Per-build-mode dtype selection (2026-05-17)

Once the type system supports two valid configurations — CPU + F64 everywhere except mlx-GPU, and MlxDev MGpu + F32 on mlx-GPU — the question is how to switch between them in the example surface.

Idris-2 has no runtime-env-to-type-level escape hatch. DType and Device are type parameters fixed at elaboration time, before main runs. So System.getEnv "MLX_DEVICE" at runtime can't drive a type-level dtype choice on Tensor's dt slot.

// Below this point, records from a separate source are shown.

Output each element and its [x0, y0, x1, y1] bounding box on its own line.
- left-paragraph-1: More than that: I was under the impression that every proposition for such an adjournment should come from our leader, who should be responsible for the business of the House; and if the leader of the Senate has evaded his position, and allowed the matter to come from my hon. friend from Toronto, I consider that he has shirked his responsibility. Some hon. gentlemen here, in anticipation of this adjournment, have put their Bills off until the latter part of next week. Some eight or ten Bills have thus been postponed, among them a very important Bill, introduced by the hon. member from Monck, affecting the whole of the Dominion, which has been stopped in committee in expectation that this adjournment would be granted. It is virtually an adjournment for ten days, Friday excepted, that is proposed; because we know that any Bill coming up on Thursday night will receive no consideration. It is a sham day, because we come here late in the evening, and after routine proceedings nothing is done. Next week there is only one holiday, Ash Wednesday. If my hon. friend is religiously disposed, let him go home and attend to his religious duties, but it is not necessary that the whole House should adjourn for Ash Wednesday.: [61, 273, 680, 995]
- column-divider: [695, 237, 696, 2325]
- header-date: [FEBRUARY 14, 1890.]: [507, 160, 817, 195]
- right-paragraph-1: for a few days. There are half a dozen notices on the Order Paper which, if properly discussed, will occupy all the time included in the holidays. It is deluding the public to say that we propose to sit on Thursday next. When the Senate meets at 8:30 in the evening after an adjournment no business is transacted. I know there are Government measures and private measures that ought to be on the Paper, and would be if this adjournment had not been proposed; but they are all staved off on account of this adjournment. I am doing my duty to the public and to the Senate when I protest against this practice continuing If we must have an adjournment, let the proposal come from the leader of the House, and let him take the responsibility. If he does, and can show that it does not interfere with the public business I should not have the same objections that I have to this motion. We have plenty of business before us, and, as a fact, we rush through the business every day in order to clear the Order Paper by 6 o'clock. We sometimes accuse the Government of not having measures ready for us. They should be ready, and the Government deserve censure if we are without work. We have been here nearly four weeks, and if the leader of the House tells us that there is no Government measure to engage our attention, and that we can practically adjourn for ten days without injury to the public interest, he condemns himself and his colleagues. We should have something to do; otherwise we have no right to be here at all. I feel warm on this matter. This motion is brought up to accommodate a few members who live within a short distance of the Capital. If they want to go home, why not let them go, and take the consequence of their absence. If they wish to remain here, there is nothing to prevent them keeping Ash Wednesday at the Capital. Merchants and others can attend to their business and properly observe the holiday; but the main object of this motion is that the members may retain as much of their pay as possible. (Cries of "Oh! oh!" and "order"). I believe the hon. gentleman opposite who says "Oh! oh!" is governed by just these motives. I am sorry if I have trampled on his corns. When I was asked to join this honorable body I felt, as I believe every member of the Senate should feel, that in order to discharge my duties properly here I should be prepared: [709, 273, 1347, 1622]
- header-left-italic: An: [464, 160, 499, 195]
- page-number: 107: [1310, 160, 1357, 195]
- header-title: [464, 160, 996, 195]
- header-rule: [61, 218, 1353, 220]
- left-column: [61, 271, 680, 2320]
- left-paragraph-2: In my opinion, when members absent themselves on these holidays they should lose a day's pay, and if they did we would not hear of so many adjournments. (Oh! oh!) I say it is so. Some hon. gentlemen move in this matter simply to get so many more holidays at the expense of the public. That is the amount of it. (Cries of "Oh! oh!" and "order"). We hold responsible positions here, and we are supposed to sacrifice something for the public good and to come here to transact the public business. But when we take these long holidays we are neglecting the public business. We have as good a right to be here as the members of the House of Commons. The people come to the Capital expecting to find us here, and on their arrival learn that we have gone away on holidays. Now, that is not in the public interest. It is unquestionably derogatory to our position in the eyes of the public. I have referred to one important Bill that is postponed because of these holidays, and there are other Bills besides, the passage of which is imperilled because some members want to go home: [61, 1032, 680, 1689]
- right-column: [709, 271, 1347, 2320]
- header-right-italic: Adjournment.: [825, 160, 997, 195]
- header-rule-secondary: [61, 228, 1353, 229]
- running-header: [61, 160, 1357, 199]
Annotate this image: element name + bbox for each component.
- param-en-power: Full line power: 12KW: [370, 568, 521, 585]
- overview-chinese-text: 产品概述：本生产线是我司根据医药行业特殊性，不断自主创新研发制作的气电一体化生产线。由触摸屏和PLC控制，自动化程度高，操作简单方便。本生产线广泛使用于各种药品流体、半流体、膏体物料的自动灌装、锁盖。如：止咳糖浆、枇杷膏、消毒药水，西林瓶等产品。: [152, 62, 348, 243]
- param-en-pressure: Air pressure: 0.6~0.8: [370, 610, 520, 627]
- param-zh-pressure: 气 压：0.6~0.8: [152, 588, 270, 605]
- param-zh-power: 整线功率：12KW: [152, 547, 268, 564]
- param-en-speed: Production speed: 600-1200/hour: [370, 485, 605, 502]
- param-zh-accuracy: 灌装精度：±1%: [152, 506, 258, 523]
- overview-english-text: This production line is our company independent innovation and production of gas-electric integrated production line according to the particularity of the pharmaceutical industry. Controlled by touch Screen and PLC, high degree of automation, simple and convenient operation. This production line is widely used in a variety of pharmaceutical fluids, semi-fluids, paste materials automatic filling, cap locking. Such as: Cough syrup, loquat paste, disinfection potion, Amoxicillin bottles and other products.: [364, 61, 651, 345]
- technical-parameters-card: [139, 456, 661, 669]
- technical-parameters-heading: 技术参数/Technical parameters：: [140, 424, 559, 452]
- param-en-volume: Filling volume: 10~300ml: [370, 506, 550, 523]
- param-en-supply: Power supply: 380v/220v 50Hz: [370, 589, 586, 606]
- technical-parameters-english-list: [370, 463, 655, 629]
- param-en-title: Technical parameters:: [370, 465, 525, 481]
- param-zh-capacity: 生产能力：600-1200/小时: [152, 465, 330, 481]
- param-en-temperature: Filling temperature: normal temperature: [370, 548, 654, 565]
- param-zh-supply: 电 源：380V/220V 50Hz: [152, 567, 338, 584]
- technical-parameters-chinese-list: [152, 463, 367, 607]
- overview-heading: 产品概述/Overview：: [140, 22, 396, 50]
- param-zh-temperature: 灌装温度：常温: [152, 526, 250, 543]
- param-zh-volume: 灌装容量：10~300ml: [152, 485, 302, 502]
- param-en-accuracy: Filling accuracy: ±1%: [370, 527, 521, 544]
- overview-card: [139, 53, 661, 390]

The mechanism that works: a Makefile-generated source file packages/idris-ml-examples/src/BuildConfig.idr, sed-substituted from a version-controlled template BuildConfig.idr.in:

public export ExampleDevice : Type
ExampleDevice = @DEVICE@        -- CPU or MlxDev MGpu

public export ExampleDType : DType
ExampleDType = @DTYPE@          -- F64 or F32

The generation rule mirrors the existing .backend-stamp pattern in the Makefile (line ~313): a .buildconfig-stamp records the active $(PRIMARY):$(MLX_DEVICE) tuple, regeneration fires only when the tuple changes (so no-op rebuilds don't churn TTC files and trigger unnecessary example recompiles).

Every tensor-using example imports BuildConfig and references ExampleDevice / ExampleDType instead of hardcoded CPU / F64. Switching modes is make BACKEND=mlx MLX_DEVICE=gpu install — zero example source edits required. The library stays fully polymorphic in dt and d; the examples pin both at the leaf.

Layer creators device-polymorphisation. A precondition for the example migration: 11 *LayerAny creators (linearLayerAny, conv2dLayerAny, etc.) used to hardcode CPU in their return types. Each got CPU swapped for a free type variable d (Idris auto-binds as {0 d : Device}). Bodies are unchanged — they use unsuffixed prim__paramRegister / prim__createParam2d calls routed to the primary backend via Phase-1's symbol-rename + alias mechanism, so they work for whichever device tag the caller pins.

4-lane test matrix. make test-examples previously iterated tape mlx torch. Now it iterates tape mlx mlx-gpu torch. The mlx-gpu lane is a virtual entry: the loop parses it as b=mlx with lane_env=MLX_DEVICE=gpu, exported to the recursive inner Make so BuildConfig regenerates for F32 mode. Wall-clock cost: ~13 min → ~30-60 min, dominated by Idris VM time (not the C-side; mlx GPU and CPU are similar at example scales per project_mlx_gpu_environment.md).

Special-case examples that don't migrate. DTypePitch.idr — its rejection demo (failMlxGpuF64) requires hardcoded F64 and (MlxDev MGpu) to demonstrate the type-level rejection; using ExampleDType would auto-resolve to F32 and lose the pedagogy. Skipped from the migration script. Verified to still build under both modes.

Per-lane expect thresholds. The lane-specific test-examples.expect.mlx-gpu file is supported (Makefile picks it up if it exists, otherwise falls back to test-examples.expect). Not shipped yet — calibration requires a run on real Metal hardware that exposes the GPU stream cleanly. Add when an mlx-gpu CI run on real M-series surfaces F32-precision diffs from the F64 reference thresholds.